I have to solve this: $$ \lim_{n\rightarrow\infty}\int_0^1\frac{e^{-nt}-(1-t)^n}{t}dt $$ (hint: $1-e^{nt}(1-t)^n=\int_0^t ne^{\tau n}\tau(1-\tau)^{n-1}d\tau$).
I wrote that: $$ \lim_{n\rightarrow\infty}\int_0^1\frac{e^{-nt}-(1-t)^n}{t}dt=\lim_{n\rightarrow\infty}\int_0^1\frac{1-e^{nt}(1-t)^n}{e^{nt}\,t}dt $$ and then I tried to use the hint but I don't know how to use it in a good way. I think this exercise should be resolved using the dominated convergence theorem, but I don't know how to continue.
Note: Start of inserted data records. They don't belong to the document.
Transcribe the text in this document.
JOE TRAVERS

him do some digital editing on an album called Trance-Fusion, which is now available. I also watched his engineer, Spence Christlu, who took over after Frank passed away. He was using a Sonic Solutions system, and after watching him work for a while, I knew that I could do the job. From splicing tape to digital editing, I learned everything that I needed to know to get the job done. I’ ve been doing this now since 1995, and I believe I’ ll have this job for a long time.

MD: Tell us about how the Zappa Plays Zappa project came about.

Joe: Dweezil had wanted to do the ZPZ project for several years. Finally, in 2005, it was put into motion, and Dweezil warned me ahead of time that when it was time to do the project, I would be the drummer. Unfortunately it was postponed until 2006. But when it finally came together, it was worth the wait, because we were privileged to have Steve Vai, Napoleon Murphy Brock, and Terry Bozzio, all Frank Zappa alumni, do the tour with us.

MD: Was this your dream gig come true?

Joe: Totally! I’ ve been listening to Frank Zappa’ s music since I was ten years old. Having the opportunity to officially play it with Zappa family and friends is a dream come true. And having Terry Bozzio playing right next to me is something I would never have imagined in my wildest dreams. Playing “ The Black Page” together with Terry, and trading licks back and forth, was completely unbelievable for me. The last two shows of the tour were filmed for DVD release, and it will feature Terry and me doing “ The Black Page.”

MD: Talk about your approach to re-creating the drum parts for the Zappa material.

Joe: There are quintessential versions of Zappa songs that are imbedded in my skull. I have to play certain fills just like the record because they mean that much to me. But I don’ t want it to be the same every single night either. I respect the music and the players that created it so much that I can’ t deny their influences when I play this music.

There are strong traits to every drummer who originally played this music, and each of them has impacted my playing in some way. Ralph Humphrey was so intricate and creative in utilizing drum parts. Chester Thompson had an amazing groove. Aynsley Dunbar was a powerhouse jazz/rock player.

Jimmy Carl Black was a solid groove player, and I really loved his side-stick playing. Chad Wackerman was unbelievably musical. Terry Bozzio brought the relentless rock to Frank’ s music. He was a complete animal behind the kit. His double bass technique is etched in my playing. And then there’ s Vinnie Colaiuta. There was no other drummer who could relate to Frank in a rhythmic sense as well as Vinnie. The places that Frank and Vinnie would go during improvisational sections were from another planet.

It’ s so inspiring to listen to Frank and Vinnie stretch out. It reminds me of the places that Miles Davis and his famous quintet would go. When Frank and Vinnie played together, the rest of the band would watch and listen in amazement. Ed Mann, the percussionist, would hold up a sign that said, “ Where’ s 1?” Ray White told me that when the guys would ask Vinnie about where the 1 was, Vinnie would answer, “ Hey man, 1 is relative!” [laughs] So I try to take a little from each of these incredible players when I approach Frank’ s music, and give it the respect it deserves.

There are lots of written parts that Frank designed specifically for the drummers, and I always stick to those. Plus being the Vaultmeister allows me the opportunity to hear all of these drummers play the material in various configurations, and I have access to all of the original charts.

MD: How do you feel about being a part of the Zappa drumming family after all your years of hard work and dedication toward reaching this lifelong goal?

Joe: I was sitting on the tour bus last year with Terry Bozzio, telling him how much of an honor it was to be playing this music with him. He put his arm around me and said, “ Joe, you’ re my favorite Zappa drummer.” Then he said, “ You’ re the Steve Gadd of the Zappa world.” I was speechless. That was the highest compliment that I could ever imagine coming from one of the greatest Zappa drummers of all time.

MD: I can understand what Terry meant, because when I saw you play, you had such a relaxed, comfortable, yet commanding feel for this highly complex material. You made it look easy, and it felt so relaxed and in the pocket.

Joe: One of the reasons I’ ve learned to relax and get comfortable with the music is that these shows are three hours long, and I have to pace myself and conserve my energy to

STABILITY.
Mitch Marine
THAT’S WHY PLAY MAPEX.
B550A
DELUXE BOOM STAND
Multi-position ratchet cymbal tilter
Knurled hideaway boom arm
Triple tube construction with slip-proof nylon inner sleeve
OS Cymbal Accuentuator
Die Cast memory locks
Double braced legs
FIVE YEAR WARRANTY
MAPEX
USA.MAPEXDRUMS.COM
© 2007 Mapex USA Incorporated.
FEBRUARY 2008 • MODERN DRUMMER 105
Let $x=nt$ then $$\int_0^1\frac{e^{-nt}-(1-t)^n}{t}dt=\int_0^n \frac{e^{-x}-\left(1-\frac x n\right)^n}{x}dx=\int_0^\infty\frac{e^{-x}-\left(1-\frac x n\right)^n}{x}\chi_{(0,n)}(x) dx$$
Now we have $(1-x/n)^n\ge 1-x$ so $$\frac{e^{-x}-\left(1-\frac x n\right)^n}{x}\le 1\quad \forall x\in(0,1)$$ and we have clearly $$\frac{e^{-x}-\left(1-\frac x n\right)^n}{x}\le e^{-x}\quad \forall x\ge1$$ hence by the dominated convergence theorem we have $$\lim_{n\to\infty} \int_0^1\frac{e^{-nt}-(1-t)^n}{t}dt=0$$